New Understanding
Essay prompt: Discuss an accomplishment, event, or realization that sparked a period of personal growth and a new understanding of yourself or others.
Source: Common Apps Essay prompts
The most transformative experience I had was prompted by a book. I spent a considerable chuck of the winter of 2018 listening and re-listening to The Power of Now by Eckart Tolle. When mentioning this book, I often face a little counterintuitive fact; it is very hard for me to properly describe what this book is about. There is a book that had the greatest impact on my mindset and my life, and here I am unable to communicate what the hell it is about.
Sometimes I say it is about the search of the self, sometimes I say it is about mindfulness. In saying that it makes me and other people think of other mindfulness or spiritual texts, but that really isn't a good description of the book. For me it isn't about the words written in that book, it is the experience I had when listening to them, it is that every time I listen to or read them, I feel a shift inside me. That is what the book is about to me, the experience.
There are many things that we think we know, maybe we've heard them before as facts or opinions. In time, and if the universe conspires in the right way, we come to really know them, we realize that we have been missing this knowledge, even when we thought we had it.
This book prompted a realization I had that winter, one of things I thought I knew but really didn't. It doesn't sound terribly novel; whatever the state of my mind and heart, its source is within.
Primary reality is within, secondary reality is with out. The Power of Now - Eckart Toll
I had been struggling at that time, I continue to struggle today. The difference is that my struggle was often directed outwards, I would feel discontent and anger at life situations and people in my life. What I found out is that it is really easy to assume the source of my thought and emotional patterns to be the external world, to blame the other. It requires very little work to do so, almost no work, it is a reactionary, almost unconscious activity .
What requires much more work, and perhaps why very few people do it, is looking inside when one is struggling. To recognize that how one feels and thinks is a product of their perception of the world, and their perception is in their control. It has little to do with external environment and other people. This could be misinterpreted as saying that we should never blame anyone for anything. It really isn't my intention. Reactions are prompted by life situations, life situations include how other people act, they could be unfair. That being said, it is in our control to moderate our internal environment in response. It is not easy, it is hard work, it is a practice.
This practice has another benefit; it makes one take things less personally. Just as my own thoughts and emotions mainly arise from within, other people's thoughts and emotions arise within themselves too.

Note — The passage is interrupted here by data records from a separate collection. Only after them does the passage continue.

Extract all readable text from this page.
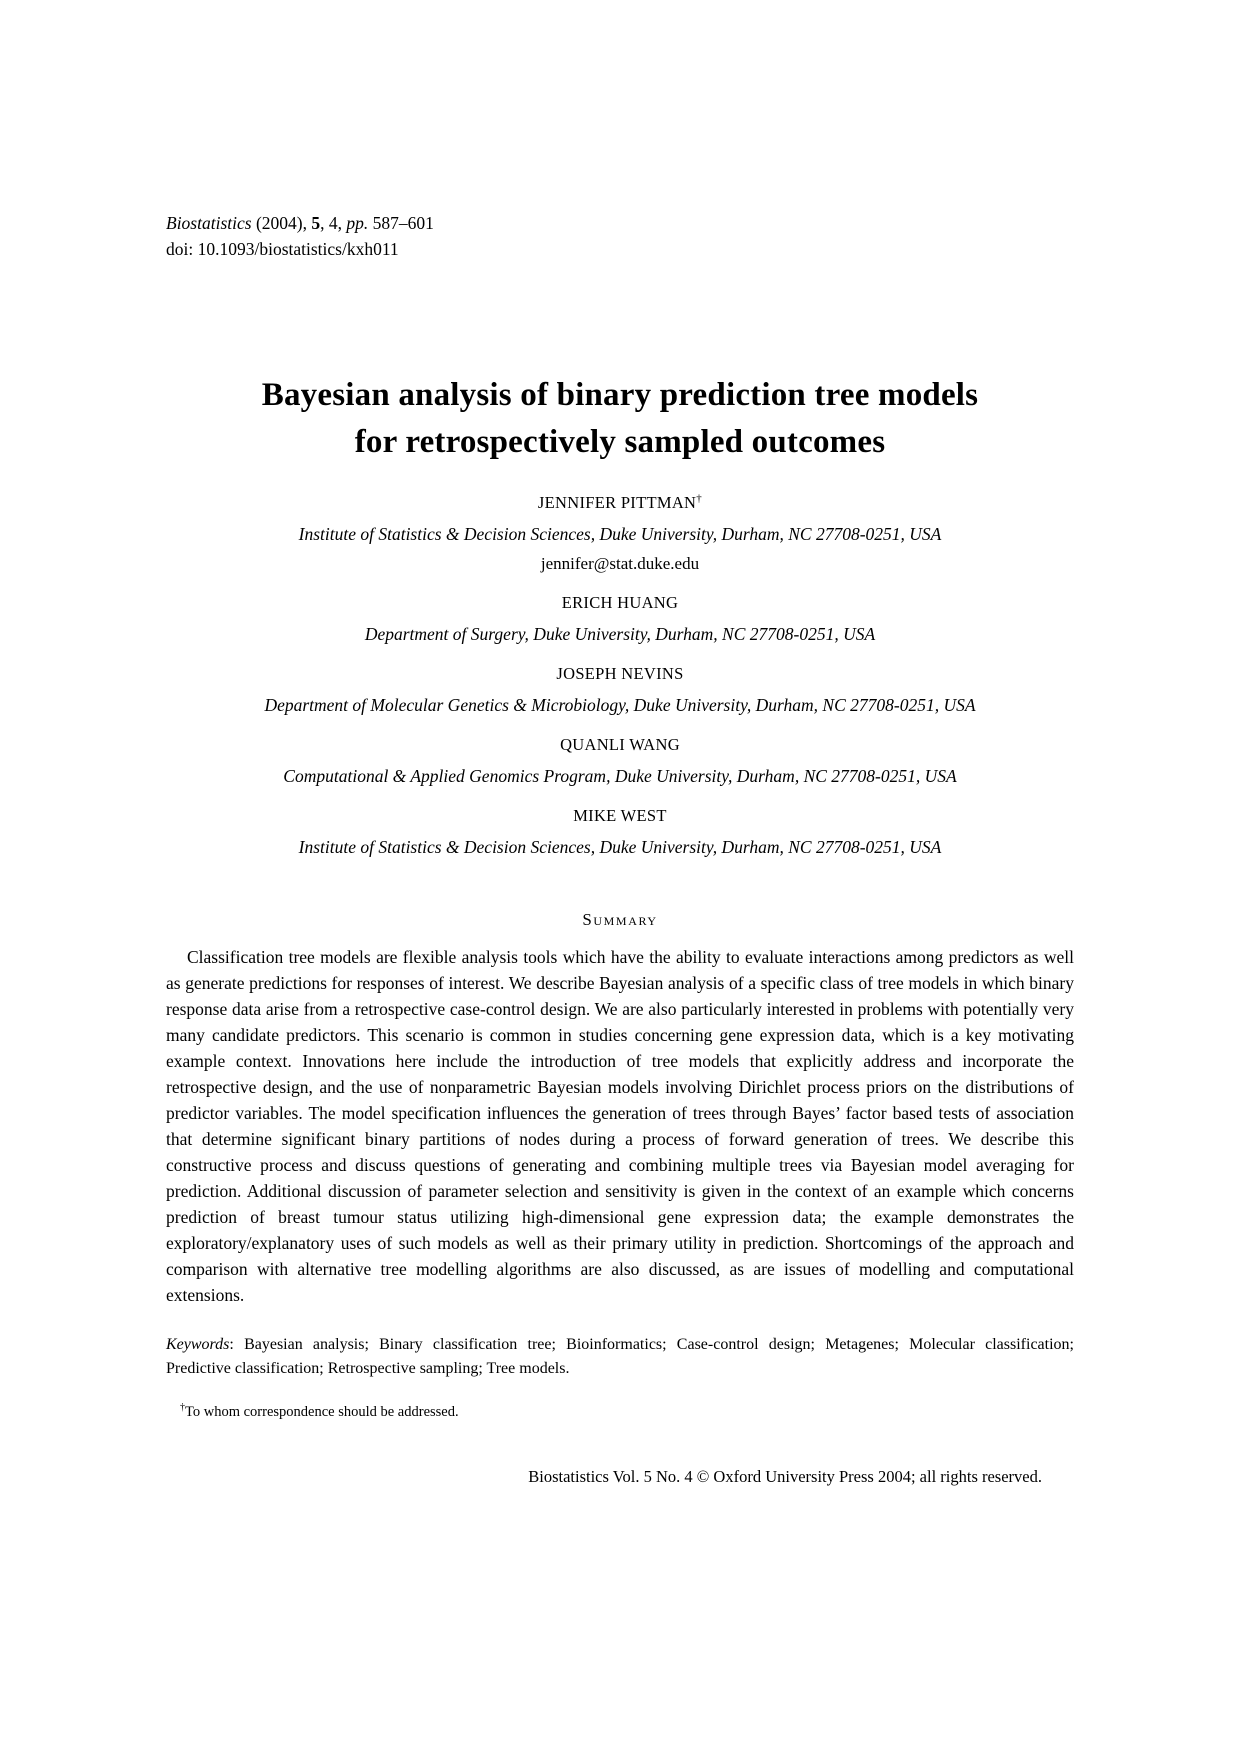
Biostatistics (2004), 5, 4, pp. 587–601
doi: 10.1093/biostatistics/kxh011
Bayesian analysis of binary prediction tree models
for retrospectively sampled outcomes
JENNIFER PITTMAN†
Institute of Statistics & Decision Sciences, Duke University, Durham, NC 27708-0251, USA
jennifer@stat.duke.edu
ERICH HUANG
Department of Surgery, Duke University, Durham, NC 27708-0251, USA
JOSEPH NEVINS
Department of Molecular Genetics & Microbiology, Duke University, Durham, NC 27708-0251, USA
QUANLI WANG
Computational & Applied Genomics Program, Duke University, Durham, NC 27708-0251, USA
MIKE WEST
Institute of Statistics & Decision Sciences, Duke University, Durham, NC 27708-0251, USA
Summary

Classification tree models are flexible analysis tools which have the ability to evaluate interactions among predictors as well as generate predictions for responses of interest. We describe Bayesian analysis of a specific class of tree models in which binary response data arise from a retrospective case-control design. We are also particularly interested in problems with potentially very many candidate predictors. This scenario is common in studies concerning gene expression data, which is a key motivating example context. Innovations here include the introduction of tree models that explicitly address and incorporate the retrospective design, and the use of nonparametric Bayesian models involving Dirichlet process priors on the distributions of predictor variables. The model specification influences the generation of trees through Bayes’ factor based tests of association that determine significant binary partitions of nodes during a process of forward generation of trees. We describe this constructive process and discuss questions of generating and combining multiple trees via Bayesian model averaging for prediction. Additional discussion of parameter selection and sensitivity is given in the context of an example which concerns prediction of breast tumour status utilizing high-dimensional gene expression data; the example demonstrates the exploratory/explanatory uses of such models as well as their primary utility in prediction. Shortcomings of the approach and comparison with alternative tree modelling algorithms are also discussed, as are issues of modelling and computational extensions.

Keywords: Bayesian analysis; Binary classification tree; Bioinformatics; Case-control design; Metagenes; Molecular classification; Predictive classification; Retrospective sampling; Tree models.

†To whom correspondence should be addressed.

Biostatistics Vol. 5 No. 4 © Oxford University Press 2004; all rights reserved.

When someone directs their frustration or anger at me, other than justifiably hurting for a bit, I remind myself that it isn't completely me they are mad at. They are going through things inside, they have reasons and motives that have been taking shape since they were born that play the bigger role in how they act. This is separate from me. It is possible I have acted as a trigger, but I am not the source. It usually isn't personal, one way or the other.